For example. In Lang's Algebra there's a theorem:
Theorem 8.1 Let $A$ be a torsion abelian group. Then $A$ is the direct sum of
its subgroups $A(p)$ for all primes $p$ such that $A(p) \neq 0$.Proof. There is a homomorphism
$\bigoplus_p A(P)\rightarrow A, \ $ which to each element $(x_p)$ in the direct sum associates the element $\sum_p x_p$ in $A$. We prove that this homomorphism is both surjective and injective….
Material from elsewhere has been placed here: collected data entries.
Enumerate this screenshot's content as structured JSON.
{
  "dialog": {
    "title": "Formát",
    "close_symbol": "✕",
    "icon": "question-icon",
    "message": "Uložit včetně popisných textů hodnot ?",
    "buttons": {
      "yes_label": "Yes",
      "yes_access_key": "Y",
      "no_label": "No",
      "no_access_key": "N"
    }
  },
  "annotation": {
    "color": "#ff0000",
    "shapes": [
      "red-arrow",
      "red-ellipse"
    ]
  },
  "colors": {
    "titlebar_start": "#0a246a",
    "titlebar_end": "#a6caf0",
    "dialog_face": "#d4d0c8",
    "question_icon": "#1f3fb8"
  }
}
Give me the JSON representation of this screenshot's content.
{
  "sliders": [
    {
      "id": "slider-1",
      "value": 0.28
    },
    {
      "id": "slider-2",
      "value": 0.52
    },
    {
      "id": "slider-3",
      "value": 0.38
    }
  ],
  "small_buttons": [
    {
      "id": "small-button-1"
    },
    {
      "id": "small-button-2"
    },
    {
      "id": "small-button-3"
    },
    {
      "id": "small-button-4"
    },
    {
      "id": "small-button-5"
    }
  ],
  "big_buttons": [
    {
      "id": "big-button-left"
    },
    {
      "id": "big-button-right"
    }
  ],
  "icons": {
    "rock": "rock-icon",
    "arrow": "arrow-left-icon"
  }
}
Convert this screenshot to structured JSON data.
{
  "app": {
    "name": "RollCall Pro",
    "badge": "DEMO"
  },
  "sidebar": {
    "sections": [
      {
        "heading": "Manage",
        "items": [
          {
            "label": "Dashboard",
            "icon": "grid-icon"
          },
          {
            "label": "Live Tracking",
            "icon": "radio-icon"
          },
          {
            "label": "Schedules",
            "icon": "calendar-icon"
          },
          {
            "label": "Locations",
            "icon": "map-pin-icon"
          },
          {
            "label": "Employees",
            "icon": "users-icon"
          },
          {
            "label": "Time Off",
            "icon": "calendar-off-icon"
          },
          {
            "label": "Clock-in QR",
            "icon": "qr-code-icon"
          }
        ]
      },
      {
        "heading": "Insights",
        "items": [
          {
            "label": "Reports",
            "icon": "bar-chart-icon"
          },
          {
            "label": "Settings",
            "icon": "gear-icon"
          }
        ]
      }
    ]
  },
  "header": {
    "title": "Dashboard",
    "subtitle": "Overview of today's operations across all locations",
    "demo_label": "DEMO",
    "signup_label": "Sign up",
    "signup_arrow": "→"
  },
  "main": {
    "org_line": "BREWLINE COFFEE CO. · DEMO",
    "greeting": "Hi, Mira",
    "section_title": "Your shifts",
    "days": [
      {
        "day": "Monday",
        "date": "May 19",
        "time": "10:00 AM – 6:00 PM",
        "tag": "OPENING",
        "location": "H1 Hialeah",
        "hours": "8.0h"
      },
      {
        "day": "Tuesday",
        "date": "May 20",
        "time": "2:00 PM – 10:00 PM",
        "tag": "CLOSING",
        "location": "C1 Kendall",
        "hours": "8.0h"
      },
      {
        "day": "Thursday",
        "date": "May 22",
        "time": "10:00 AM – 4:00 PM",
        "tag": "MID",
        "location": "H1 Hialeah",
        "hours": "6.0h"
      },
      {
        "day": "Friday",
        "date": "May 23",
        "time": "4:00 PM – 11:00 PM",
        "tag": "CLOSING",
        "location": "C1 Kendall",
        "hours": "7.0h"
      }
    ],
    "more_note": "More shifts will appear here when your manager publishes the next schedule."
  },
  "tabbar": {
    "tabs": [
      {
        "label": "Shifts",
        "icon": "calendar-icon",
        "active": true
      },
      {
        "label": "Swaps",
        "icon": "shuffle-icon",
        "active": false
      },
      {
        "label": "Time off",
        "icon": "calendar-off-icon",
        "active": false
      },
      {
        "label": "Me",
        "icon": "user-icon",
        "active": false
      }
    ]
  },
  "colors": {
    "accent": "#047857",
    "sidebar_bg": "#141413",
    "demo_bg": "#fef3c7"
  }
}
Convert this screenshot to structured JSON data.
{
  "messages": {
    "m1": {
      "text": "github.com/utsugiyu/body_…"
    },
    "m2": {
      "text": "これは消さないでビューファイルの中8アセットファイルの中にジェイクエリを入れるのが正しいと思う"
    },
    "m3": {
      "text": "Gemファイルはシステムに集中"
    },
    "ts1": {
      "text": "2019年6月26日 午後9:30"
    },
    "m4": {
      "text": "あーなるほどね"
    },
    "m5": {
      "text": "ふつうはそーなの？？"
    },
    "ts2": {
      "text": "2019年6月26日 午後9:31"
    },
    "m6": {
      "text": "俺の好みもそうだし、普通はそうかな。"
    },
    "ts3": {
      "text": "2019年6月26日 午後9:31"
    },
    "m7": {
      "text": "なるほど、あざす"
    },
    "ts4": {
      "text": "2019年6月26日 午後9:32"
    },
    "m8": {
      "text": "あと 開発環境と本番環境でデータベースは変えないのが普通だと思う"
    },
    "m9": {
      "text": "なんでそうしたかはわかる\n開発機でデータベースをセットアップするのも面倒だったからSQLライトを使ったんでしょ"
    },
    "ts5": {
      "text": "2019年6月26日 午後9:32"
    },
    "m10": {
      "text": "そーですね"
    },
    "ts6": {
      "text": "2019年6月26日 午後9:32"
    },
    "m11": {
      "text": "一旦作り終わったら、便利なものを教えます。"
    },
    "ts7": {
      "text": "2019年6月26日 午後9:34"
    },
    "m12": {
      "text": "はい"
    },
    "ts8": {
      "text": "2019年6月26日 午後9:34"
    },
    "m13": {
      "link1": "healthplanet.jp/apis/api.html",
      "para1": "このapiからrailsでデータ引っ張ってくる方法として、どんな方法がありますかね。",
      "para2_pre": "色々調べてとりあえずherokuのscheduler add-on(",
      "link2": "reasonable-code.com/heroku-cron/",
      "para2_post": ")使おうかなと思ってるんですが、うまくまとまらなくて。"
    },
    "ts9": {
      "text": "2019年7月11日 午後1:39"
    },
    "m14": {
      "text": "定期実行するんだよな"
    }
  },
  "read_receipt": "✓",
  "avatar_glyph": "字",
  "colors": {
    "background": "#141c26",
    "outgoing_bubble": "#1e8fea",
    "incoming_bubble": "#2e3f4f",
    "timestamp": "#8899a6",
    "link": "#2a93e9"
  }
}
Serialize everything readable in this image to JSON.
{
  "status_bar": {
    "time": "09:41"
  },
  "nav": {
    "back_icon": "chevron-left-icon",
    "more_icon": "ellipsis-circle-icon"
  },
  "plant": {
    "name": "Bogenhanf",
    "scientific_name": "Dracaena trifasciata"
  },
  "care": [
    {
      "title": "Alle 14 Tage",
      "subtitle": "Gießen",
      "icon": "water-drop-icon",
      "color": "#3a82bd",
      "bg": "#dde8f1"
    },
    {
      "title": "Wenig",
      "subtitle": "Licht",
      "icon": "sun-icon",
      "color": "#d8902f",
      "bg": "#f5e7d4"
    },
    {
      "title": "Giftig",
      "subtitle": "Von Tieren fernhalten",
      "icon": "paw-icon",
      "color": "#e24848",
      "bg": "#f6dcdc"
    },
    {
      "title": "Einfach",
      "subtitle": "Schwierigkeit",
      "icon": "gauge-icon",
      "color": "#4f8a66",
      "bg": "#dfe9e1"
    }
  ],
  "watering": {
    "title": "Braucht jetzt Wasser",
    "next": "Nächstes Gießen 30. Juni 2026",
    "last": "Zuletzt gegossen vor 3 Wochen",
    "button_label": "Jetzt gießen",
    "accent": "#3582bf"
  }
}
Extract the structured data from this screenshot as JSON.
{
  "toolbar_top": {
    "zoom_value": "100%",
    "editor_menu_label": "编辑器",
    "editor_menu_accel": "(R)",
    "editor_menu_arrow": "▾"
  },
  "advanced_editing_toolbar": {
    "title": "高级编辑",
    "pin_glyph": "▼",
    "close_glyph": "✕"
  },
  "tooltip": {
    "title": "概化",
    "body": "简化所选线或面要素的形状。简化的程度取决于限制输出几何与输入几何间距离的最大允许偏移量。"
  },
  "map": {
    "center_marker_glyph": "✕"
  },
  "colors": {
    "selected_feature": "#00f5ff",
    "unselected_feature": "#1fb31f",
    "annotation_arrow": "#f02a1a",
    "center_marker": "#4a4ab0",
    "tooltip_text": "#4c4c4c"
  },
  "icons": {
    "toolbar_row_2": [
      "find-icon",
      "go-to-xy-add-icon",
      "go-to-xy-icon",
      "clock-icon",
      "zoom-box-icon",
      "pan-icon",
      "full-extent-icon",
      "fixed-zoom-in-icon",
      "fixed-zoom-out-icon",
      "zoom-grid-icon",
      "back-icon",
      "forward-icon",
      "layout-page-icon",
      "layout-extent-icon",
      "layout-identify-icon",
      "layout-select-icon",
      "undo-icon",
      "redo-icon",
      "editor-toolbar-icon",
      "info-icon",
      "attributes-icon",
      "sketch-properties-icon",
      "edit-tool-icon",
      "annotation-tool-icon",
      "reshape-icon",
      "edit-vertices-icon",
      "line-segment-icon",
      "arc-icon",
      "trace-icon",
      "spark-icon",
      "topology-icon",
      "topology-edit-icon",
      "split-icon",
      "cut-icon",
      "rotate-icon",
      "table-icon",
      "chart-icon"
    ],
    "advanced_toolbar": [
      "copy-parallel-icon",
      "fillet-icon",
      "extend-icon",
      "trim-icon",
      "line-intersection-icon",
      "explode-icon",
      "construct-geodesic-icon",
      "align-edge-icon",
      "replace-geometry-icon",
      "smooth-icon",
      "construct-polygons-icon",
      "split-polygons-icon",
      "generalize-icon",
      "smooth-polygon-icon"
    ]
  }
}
So, reading the theorem it sounds to me like they're talking about the internal direct product. But then they talk about the tuple $(x_p)$ which means they're talking about the external direct product. Is there an isomorphism?
Thanks.
By internal direct sum, I mean the subgroup formed (additively) by $\sum_i A_i = A$, where $A_i$ are subgroups of $A$ and $A_i + A_j = \{a_i + a_j : a_i\in A_i, a_j \in A_j\}$ in the sum. Additionally $A_{i+1} \cap (A_1 + \dots + A_i) = \{0\}$. So I guess the only definition I know if is the countable internal direct sum.
Best Answer
There's an isomorphism between an internal direct some and it's naturally corresponding external direct sum. Let $A = \oplus_i A_i$ internally and write $\bigoplus_i A_i$ to mean external direct sum. Define $A \rightarrow \bigoplus_i A_i$ by $x_1 + x_2 + \dots \rightarrow (x_1, x_2, \dots )$. The mapping is a homomorphism. The kernel is clearly trivial, and it's onto. So you can look at the direct sum either way.
This should work for countable index set for $i$. But the notation is wrong for an arbitrary direct sum.